Following from that, the UI developer can define an interface something like the following:

interface IDataRepository
    MyViewModelId Create(MyViewModel data);
    MyViewModel Read(MyViewModelId id);
    void Update(MyViewModel data);
    void Delete(MyViewModelId id);

At this point it should be obvious where this is going, but let’s continue for the sake of completeness. The UI developer would then define a class, say MyDevelopmentRepository, that implements the IDataRepository interface. The developer could stub these interface members, or even have them interact with a basic data store (even as simple as the file system). This class can be instantiated in the controllers (or handlers, or whatever) with the appropriate method being called such that he can build the UI as if he is calling the actual end-point(s). He can then define further repository classes that implement the IDataRepository interface, that represent different test and error cases, and he can swap these repository classes in place of the MyDevelopmentRepository in code to develop for different cases and provide his unit tests.

Then, when the end-point(s) are finally finished and we’re ready to do integration, the UI developer defines one final repository class–say MyMidtierRepository–that implements IDataRepository, and additionally has private members that maps the view-model to the end-point models (and vice versa), as well as serializing and deserializing the identifier. The CRUD operators would then internally call their corresponding end-points and map the view-model to the end-point model(s). This new repository is then swapped in, and we’re done (well, we should do integration testing).

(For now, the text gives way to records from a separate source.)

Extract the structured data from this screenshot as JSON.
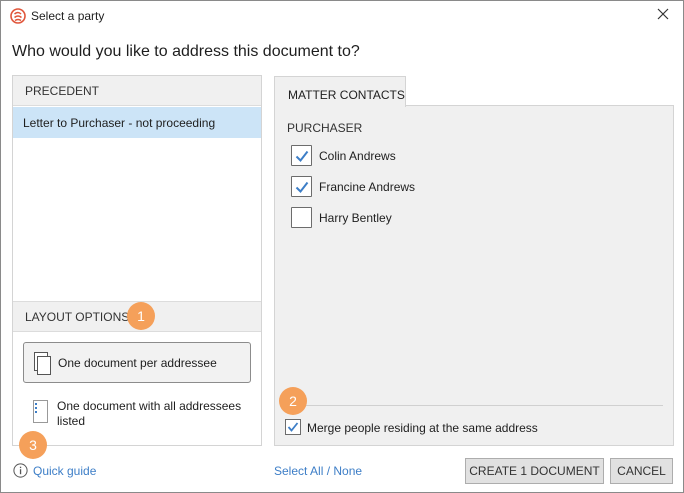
{
  "window": {
    "title": "Select a party",
    "app_icon": "app-logo-icon",
    "close_icon": "close-icon"
  },
  "question": "Who would you like to address this document to?",
  "precedent": {
    "header": "PRECEDENT",
    "selected_item": "Letter to Purchaser - not proceeding"
  },
  "layout_options": {
    "header": "LAYOUT OPTIONS",
    "option1": "One document per addressee",
    "option2_line1": "One document with all addressees",
    "option2_line2": "listed"
  },
  "matter_contacts": {
    "tab_label": "MATTER CONTACTS",
    "group_label": "PURCHASER",
    "contacts": [
      {
        "name": "Colin Andrews",
        "checked": true
      },
      {
        "name": "Francine Andrews",
        "checked": true
      },
      {
        "name": "Harry Bentley",
        "checked": false
      }
    ],
    "merge_label": "Merge people residing at the same address",
    "merge_checked": true
  },
  "badges": [
    "1",
    "2",
    "3"
  ],
  "footer": {
    "quick_guide": "Quick guide",
    "select_all": "Select All / None",
    "create_button": "CREATE 1 DOCUMENT",
    "cancel_button": "CANCEL"
  },
  "colors": {
    "accent": "#3d7ec7",
    "badge": "#f5a05a",
    "selection": "#cce4f7",
    "brand": "#e0553a"
  }
}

In addition to allowing the developer build the UI prior to the end-points(s) being completed, and allowing unit test to be built, this approach also insulates the UI code from any changes to how the data is retrieved. If at some point the data comes from a different source, we simply swap in a new repository.

And that’s it. I think it’s that simple. Perhaps I’m missing something, and I put this out there for anyone to point out to me what that may be. Else I really do see no reason why a UI can’t be developed independent of the end-point(s).